The statue of Saint Florian stood in Ostrava's central marketplace (today's Masaryk Square) as early as 1763. Florian is the patron saint of fire-fighters and chimneysweeps. Therefore, many cities erected his effigy to protect themselves from blazes. The same is true for Ostrava, which was ravaged by fire numerous times.
After yet another fire, council members were deciding whether to buy a fire pump or to resolve the problem by erecting a statue of Saint Florian. In the end, they reportedly did both. And so, the plague column, protection against a plague outbreak, was joined by a statue of the protector, Florian. Supposedly, the firefighters received a fire pump, as well.

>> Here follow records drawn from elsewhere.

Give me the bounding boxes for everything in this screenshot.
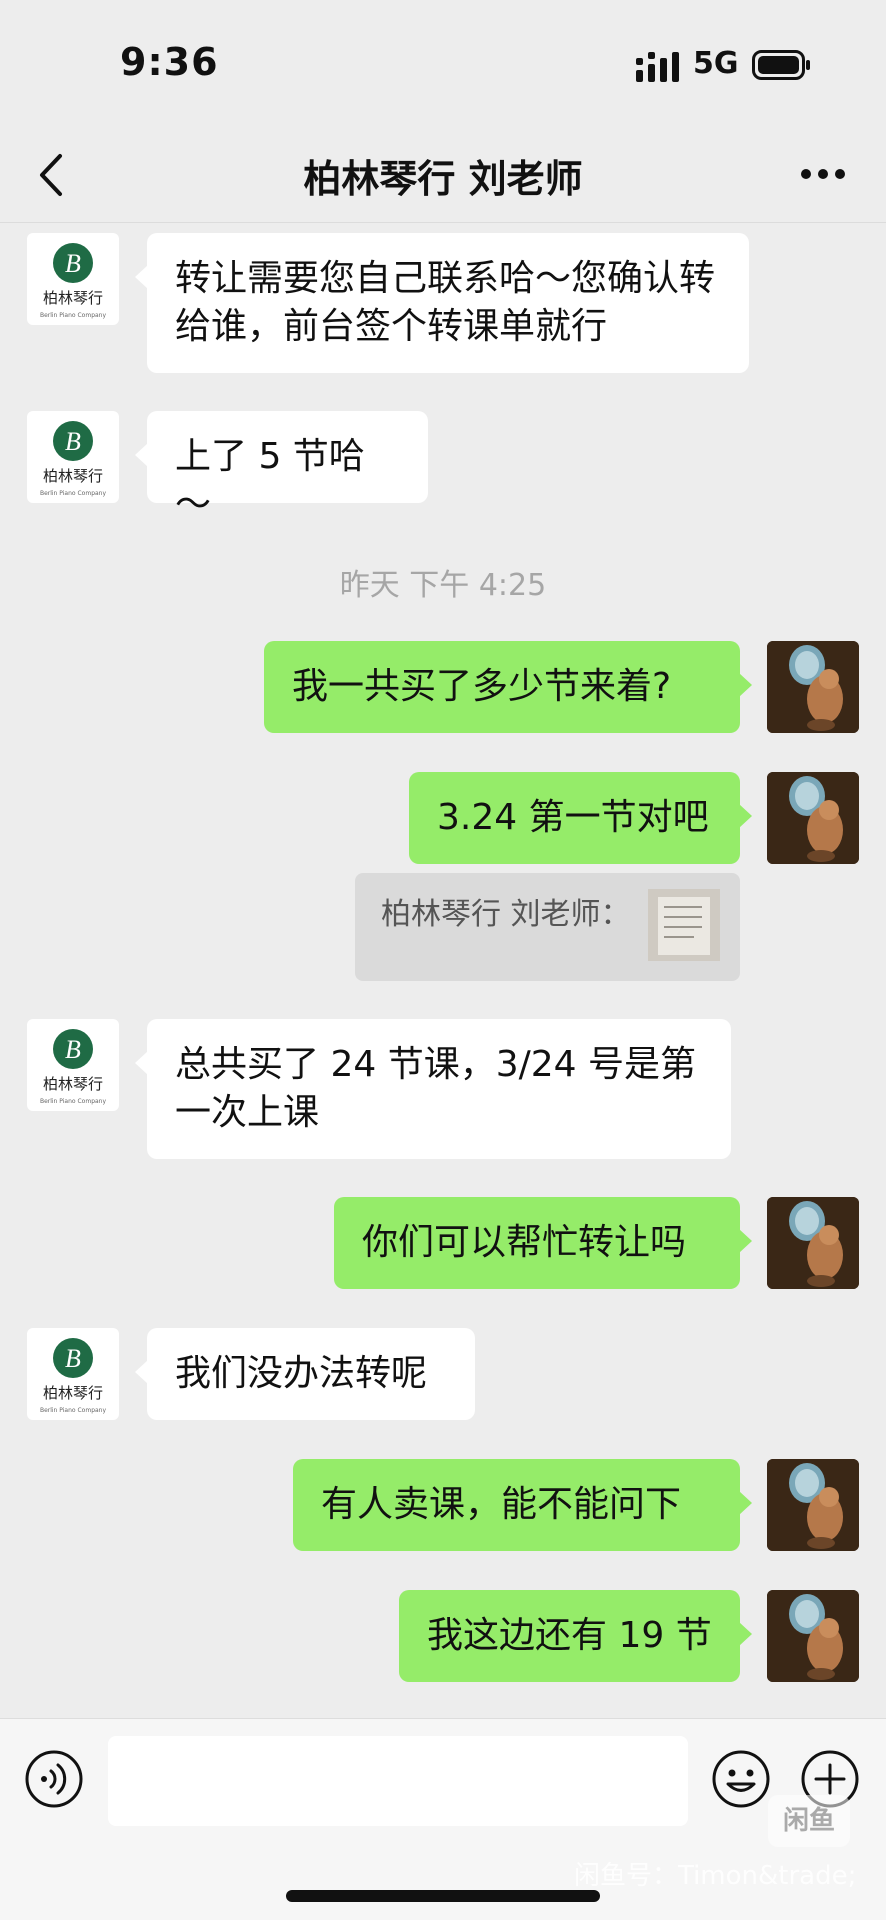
cartoon-mouse-avatar-icon [767, 1590, 859, 1682]
user-avatar[interactable] [767, 1590, 859, 1682]
svg-text:柏林琴行: 柏林琴行 [43, 1075, 103, 1093]
piano-shop-logo-icon: B 柏林琴行 Berlin Piano Company [40, 1338, 107, 1414]
quoted-message[interactable]: 柏林琴行 刘老师： [355, 873, 740, 981]
contact-avatar[interactable]: B 柏林琴行 Berlin Piano Company [27, 1328, 119, 1420]
status-time: 9:36 [120, 40, 219, 84]
network-type: 5G [693, 46, 739, 81]
user-avatar[interactable] [767, 1197, 859, 1289]
watermark-text: 闲鱼号：Timon&trade; [574, 1861, 857, 1891]
chat-title: 柏林琴行 刘老师 [303, 157, 583, 201]
svg-text:Berlin Piano Company: Berlin Piano Company [40, 312, 107, 319]
message-bubble-outgoing[interactable]: 3.24 第一节对吧 [409, 772, 752, 864]
contact-avatar[interactable]: B 柏林琴行 Berlin Piano Company [27, 411, 119, 503]
nav-bar: 柏林琴行 刘老师 [0, 130, 886, 223]
message-input[interactable] [108, 1736, 688, 1826]
message-bubble-outgoing[interactable]: 我这边还有 19 节 [399, 1590, 752, 1682]
cartoon-mouse-avatar-icon [767, 1197, 859, 1289]
user-avatar[interactable] [767, 641, 859, 733]
message-bubble-outgoing[interactable]: 我一共买了多少节来着? [264, 641, 752, 733]
message-bubble-incoming[interactable]: 总共买了 24 节课，3/24 号是第一次上课 [135, 1019, 731, 1159]
battery-icon [752, 50, 810, 80]
emoji-icon[interactable] [711, 1749, 771, 1809]
user-avatar[interactable] [767, 1459, 859, 1551]
document-photo-icon [648, 889, 720, 961]
piano-shop-logo-icon: B 柏林琴行 Berlin Piano Company [40, 1029, 107, 1105]
contact-avatar[interactable]: B 柏林琴行 Berlin Piano Company [27, 233, 119, 325]
svg-text:Berlin Piano Company: Berlin Piano Company [40, 490, 107, 497]
chat-screen: 9:36 5G 柏林琴行 刘老师 B 柏林琴行 Berlin Piano Com… [0, 0, 886, 1920]
quoted-message-label: 柏林琴行 刘老师： [381, 897, 631, 932]
contact-avatar[interactable]: B 柏林琴行 Berlin Piano Company [27, 1019, 119, 1111]
svg-text:B: B [65, 1344, 81, 1373]
message-bubble-outgoing[interactable]: 你们可以帮忙转让吗 [334, 1197, 752, 1289]
message-bubble-outgoing[interactable]: 有人卖课，能不能问下 [293, 1459, 752, 1551]
voice-input-icon[interactable] [24, 1749, 84, 1809]
message-bubble-incoming[interactable]: 转让需要您自己联系哈～您确认转给谁，前台签个转课单就行 [135, 233, 749, 373]
cellular-signal-icon [636, 52, 679, 82]
watermark-badge: 闲鱼 [768, 1795, 850, 1847]
message-bubble-incoming[interactable]: 我们没办法转呢 [135, 1328, 475, 1420]
piano-shop-logo-icon: B 柏林琴行 Berlin Piano Company [40, 243, 107, 319]
cartoon-mouse-avatar-icon [767, 1459, 859, 1551]
quoted-image-thumbnail[interactable] [648, 889, 720, 961]
more-options-icon[interactable] [800, 166, 846, 182]
message-bubble-incoming[interactable]: 上了 5 节哈～ [135, 411, 428, 525]
svg-text:柏林琴行: 柏林琴行 [43, 289, 103, 307]
cartoon-mouse-avatar-icon [767, 641, 859, 733]
user-avatar[interactable] [767, 772, 859, 864]
svg-text:Berlin Piano Company: Berlin Piano Company [40, 1098, 107, 1105]
cartoon-mouse-avatar-icon [767, 772, 859, 864]
home-indicator[interactable] [286, 1890, 600, 1902]
status-bar: 9:36 5G [0, 0, 886, 130]
message-timestamp: 昨天 下午 4:25 [339, 568, 547, 603]
svg-text:B: B [65, 249, 81, 278]
svg-text:B: B [65, 427, 81, 456]
svg-text:柏林琴行: 柏林琴行 [43, 1384, 103, 1402]
svg-text:B: B [65, 1035, 81, 1064]
svg-text:Berlin Piano Company: Berlin Piano Company [40, 1407, 107, 1414]
svg-text:柏林琴行: 柏林琴行 [43, 467, 103, 485]
piano-shop-logo-icon: B 柏林琴行 Berlin Piano Company [40, 421, 107, 497]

The Baroque piece stood in Ostrava's city centre
until the 1960s, when the plague column and Florian both disappeared. A statue of a man with a rifle slung across his back appeared in place of the patron saint of fire-fighters. Subsequently, the square was renamed for this gunman, Náměstí Lidových milicí (People's Militia Square). The People's Militiaman was removed immediately following the revolution in 1989. After reconstruction of the square, the plague column was returned first and then council members remembered that Saint Florian also stood beside it. They decided to return him to his rightful place, as well. The statue of the saint stood first in Kravaře and later in front of the church in Ostrava-Hrabůvka for several years. Historians confirmed that it was, in fact, the very same statue from the city's centre, and in 2008, the saint was returned to his former spot.
However, the patron of Ostrava no longer not stands the same way as before. As seen in old photographs, he used to stand facing the old city hall, toward today's Ostrava Museum. Currently, he faces the opposite direction, turning his back to the old city hall. Nevertheless, he once again looks toward the place where the city's administration resides, at the New City Hall
. So, in the end, everything is the way it is supposed to be.